James Anthony Pawelczyk (born September 20, 1960) is an American physiology and kinesiology researcher who flew aboard the NASA STS-90 Space Shuttle mission as a payload specialist.

==Family background==
Pawelczyk was born in Buffalo, New York, although he considers Elma, New York, a suburb of Buffalo, as his hometown. He has two children, Katie and Brad. His hobbies include cycling, swimming, woodworking, philately, and outdoor activities. Pawelczyk is the first American astronaut of full-blooded Polish descent to go into space. (Polish Cosmonaut Mirosław Hermaszewski was the first Pole in space in 1978 when he flew aboard a Soyuz 30 spacecraft as part of a Soviet bloc program 'Interkosmos'.) In 1999, Pawelczyk and three other astronauts from the STS-90 crew were guests of State of the Republic of Poland. He presented the president with the Polish flag that flew with him aboard space shuttle, Columbia. His parents, Joe and Rita, along with representatives of the Polish American Congress from Buffalo and Chicago accompanied the crew on their visit.

==Education==
Pawelczyk graduated from Iroquois Central High School, Elma, New York, in 1978. He went on to earn a BA degree in biology and a BA degree in psychology from the University of Rochester, New York, in 1982. Subsequently, he obtained a MS degree in physiology in 1985, and a PhD degree in biology (physiology) from the University of North Texas in 1989.

==Academic career==

He conducted a post-doctoral fellowship in cardiovascular neurophysiology at the University of Texas Southwestern Medical Center between 1989 and 1992. Pawelczyk was also a visiting scientist at the Department of Anaesthesia of the Rigshospitalet in Copenhagen, Denmark, in 1990. Next, he became an assistant professor of medicine (cardiology) at the University of Texas Southwestern Medical Center from 1992 to 1995. Between 1992 and 1995, he was director of the Autonomic and Exercise Physiology Laboratories at the Institute for Exercise and Environmental Medicine of the Presbyterian Hospital of Dallas; in 1995, he was assistant professor of bioengineering at the University of Texas Southwestern Medical Center; since 1995, Pawelczyk is an associate professor of physiology and kinesiology at Penn State University, University Park, Pennsylvania. Pawelczyk took leave from Penn State University to fly as a payload specialist on STS-90 (Neurolab).

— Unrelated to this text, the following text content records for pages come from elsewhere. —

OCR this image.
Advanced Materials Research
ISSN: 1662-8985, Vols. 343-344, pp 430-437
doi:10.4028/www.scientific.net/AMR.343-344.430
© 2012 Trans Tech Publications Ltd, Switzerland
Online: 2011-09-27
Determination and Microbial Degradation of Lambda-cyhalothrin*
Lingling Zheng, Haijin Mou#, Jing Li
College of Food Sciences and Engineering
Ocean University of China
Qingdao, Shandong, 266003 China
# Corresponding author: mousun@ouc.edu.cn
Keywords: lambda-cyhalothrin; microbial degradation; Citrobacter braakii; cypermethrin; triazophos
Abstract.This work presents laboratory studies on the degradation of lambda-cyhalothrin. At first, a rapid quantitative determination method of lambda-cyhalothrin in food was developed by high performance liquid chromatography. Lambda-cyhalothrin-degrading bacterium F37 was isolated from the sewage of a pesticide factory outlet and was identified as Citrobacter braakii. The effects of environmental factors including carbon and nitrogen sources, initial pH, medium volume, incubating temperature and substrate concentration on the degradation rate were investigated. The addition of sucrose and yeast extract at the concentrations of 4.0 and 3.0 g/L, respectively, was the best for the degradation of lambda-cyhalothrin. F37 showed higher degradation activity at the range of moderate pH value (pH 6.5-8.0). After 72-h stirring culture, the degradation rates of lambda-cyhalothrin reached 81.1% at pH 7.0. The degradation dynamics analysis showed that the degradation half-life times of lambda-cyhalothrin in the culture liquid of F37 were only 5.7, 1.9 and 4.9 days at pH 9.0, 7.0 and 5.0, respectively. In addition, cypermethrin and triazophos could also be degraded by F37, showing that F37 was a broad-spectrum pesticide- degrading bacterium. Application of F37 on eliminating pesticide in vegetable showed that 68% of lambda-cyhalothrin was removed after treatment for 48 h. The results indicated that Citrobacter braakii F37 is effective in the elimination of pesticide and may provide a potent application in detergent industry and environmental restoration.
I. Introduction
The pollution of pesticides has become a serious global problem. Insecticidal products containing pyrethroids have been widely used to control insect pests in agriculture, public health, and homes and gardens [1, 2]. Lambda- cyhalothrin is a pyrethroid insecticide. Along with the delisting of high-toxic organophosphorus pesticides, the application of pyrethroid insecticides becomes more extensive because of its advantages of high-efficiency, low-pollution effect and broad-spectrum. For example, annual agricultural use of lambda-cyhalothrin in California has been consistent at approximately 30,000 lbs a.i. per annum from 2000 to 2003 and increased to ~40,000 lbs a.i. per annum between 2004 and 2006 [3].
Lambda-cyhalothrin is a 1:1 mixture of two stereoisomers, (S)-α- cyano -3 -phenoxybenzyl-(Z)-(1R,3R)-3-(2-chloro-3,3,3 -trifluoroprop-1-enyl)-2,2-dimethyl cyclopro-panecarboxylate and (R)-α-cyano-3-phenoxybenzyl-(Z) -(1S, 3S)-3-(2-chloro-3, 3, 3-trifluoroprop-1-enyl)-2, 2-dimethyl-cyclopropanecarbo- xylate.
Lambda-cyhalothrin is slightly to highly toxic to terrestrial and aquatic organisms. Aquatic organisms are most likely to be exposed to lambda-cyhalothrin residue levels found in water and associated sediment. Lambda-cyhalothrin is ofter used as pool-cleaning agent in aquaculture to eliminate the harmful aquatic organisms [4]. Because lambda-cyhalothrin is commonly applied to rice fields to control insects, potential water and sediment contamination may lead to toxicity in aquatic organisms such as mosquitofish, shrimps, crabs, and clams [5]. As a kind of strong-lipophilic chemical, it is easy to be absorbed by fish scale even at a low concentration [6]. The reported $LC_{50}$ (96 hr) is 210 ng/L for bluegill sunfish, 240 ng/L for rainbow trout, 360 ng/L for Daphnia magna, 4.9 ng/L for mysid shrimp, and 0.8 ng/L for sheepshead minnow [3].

Pawelczyk is co-editor of Blood Loss and Shock, published in 1994. He has been a principal investigator or co-investigator on 11 federal and state grants and contracts, and has over 20 refereed journal articles and 3 invited book chapters in the areas of cardiovascular regulation and cardiovascular physiology.

==NASA career==
User design group, GASMAP (Gas Analysis System for Metabolic Analysis Physiology); Unit principal investigator for the NASA Specialized Center for Outreach, Research and Training (NSCORT) grant in integrative physiology. He received a NASA Young Investigator Award in 1994 for his work in the area of autonomic neurophysiology. Pawelczyk was a co-investigator for experiments flown on the Neurolab mission, and two Shuttle-Mir (Phase 1B) flights. Pawelczyk served as a payload specialist on STS-90 Neurolab (April 17 to May 3, 1998). During the 16-day Spacelab flight the seven person crew aboard Space Shuttle Columbia served as both experiment subjects and operators for 26 individual life science experiments focusing on the effects of microgravity on the brain and nervous system. The STS-90 flight orbited the Earth 256 times, covered 6.3 million miles, and logged over 381 hours in space. Pawelczyk testified before the U.S. Senate Committee on Commerce, Science & Transportation in 2003. His testimony advocated strengthening research on board the International Space Station. He is a standing member of NASA's Life Sciences Advisory Subcommittee, and served as a member of the Research Maximization and Prioritization (ReMAP) Taskforce in 2002.

==Honors and awards==
Research Scientist, United States Olympic Swimming Trials, 1984; Pre-doctoral training award, National Institutes of Health, 1988–1989; Research award, Texas Chapter of the American College of Sports Medicine, 1988; Post-doctoral training award, National Institutes of Health, 1989–1992; Young Investigator Award, Life Sciences Project Division, NASA Office of Life and Microgravity Science Applications, 1994, NASA Space Flight Medal (1998).